The European Commission has recently published the study "Eco-innovation opportunities in nine sectors of the EU economy" performed by TNO under the Europe Innova (an initiative of DG ENTR).

 

The study presents an overview of eco-innovation opportunities, explains the impact of regulation on eco-innovation and provides an analysis of the potential and new markets for environmental innovations in Europe. It focuses on nine the most important sectors: biotechnology, automotive, electrical and optical equipment, aeronautics and space, construction, knowledge intensive business services, wholesale and retail trade, textile and clothing, and food and drinks.

 

Key findings:

 

- Eco-innovation is a horizontal issue that cuts across all sectors, thus, eco-innovation opportunities and potential exist in all stages of the value chain in all the sectors of interest of SIW-II.

 

- The strongest global players in eco-innovation are the US and Europe, where Europe follows the US by a relative small margin.

 

- The fastest growing eco-innovation market is underpinned to energy efficiency, storage and infrastructure. The largest venture capital flows have been accrued also in this type of technologies. It is likely that global markets on energy generation and management have already well defined players.

 

- Relative to energy technologies other eco-innovation thematic clusters are neglected. The role of policy here is to raise awareness of the large number of eco-innovation opportunities and create the necessary incentives for current markets up scaling.

 

- The top-five sectors that report the largest potential for eco-innovation are biotechnology, construction, knowledge intensive business services, automotive, and electrical and optical equipment.

 

- Strategic eco-innovators included in scope of this study in average expect their market to double current size over the next five to seven years.

 

- The association between regulation and eco-innovation is strong and positive.
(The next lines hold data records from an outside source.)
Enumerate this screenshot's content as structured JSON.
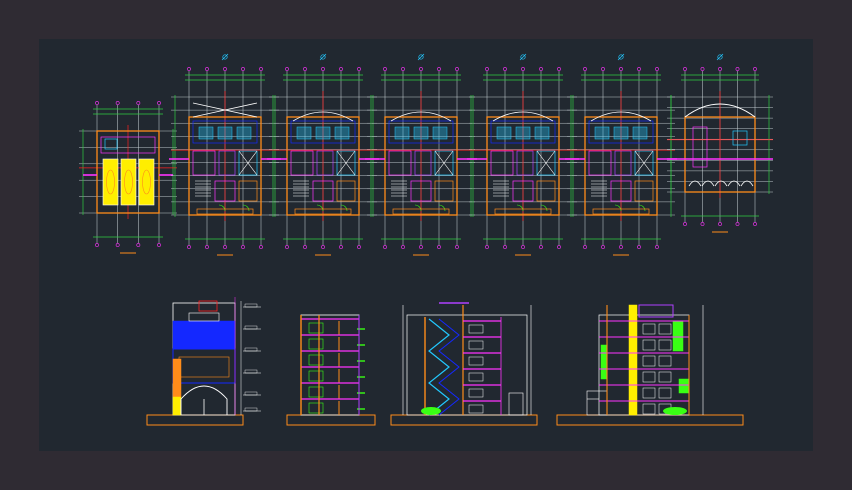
{
  "window": {
    "border_color": "#2f2b33",
    "canvas_color": "#212830"
  },
  "palette": {
    "grid": "#cfd8dc",
    "dim": "#2ecc40",
    "axis_red": "#ff2020",
    "wall": "#ff8c1a",
    "magenta": "#ff33ff",
    "cyan": "#22c8ff",
    "yellow": "#ffee00",
    "blue": "#1428ff",
    "white": "#ffffff",
    "green": "#39ff14",
    "purple": "#b040ff",
    "brown": "#8b4513"
  },
  "drawing": {
    "plans": [
      {
        "name": "plan-ground-floor"
      },
      {
        "name": "plan-floor-1"
      },
      {
        "name": "plan-floor-2"
      },
      {
        "name": "plan-floor-3"
      },
      {
        "name": "plan-floor-4"
      },
      {
        "name": "plan-floor-5"
      },
      {
        "name": "plan-roof"
      }
    ],
    "elevations": [
      {
        "name": "elevation-front"
      },
      {
        "name": "section-side"
      },
      {
        "name": "section-stair"
      },
      {
        "name": "elevation-lateral"
      }
    ]
  }
}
Thus, those firms under stringent regulation engaged more frequently in eco-innovation.

 

- Regulation and eco-innovation across sectors. The aerospace and construction sectors show a relative larger number of regulations that resulted significantly related with environmental regulations. In the middle we found the textiles and clothing, wholesale and retail, automotive. The lower end corresponded to electrical and optical equipment, KIS, biotechnology and food and drinks. It must be noted that for all sectors - with the exception of the aerospace and construction sectors – the association of environmentally motivated regulations with innovation was weaker than other regulations affecting the behaviour of business.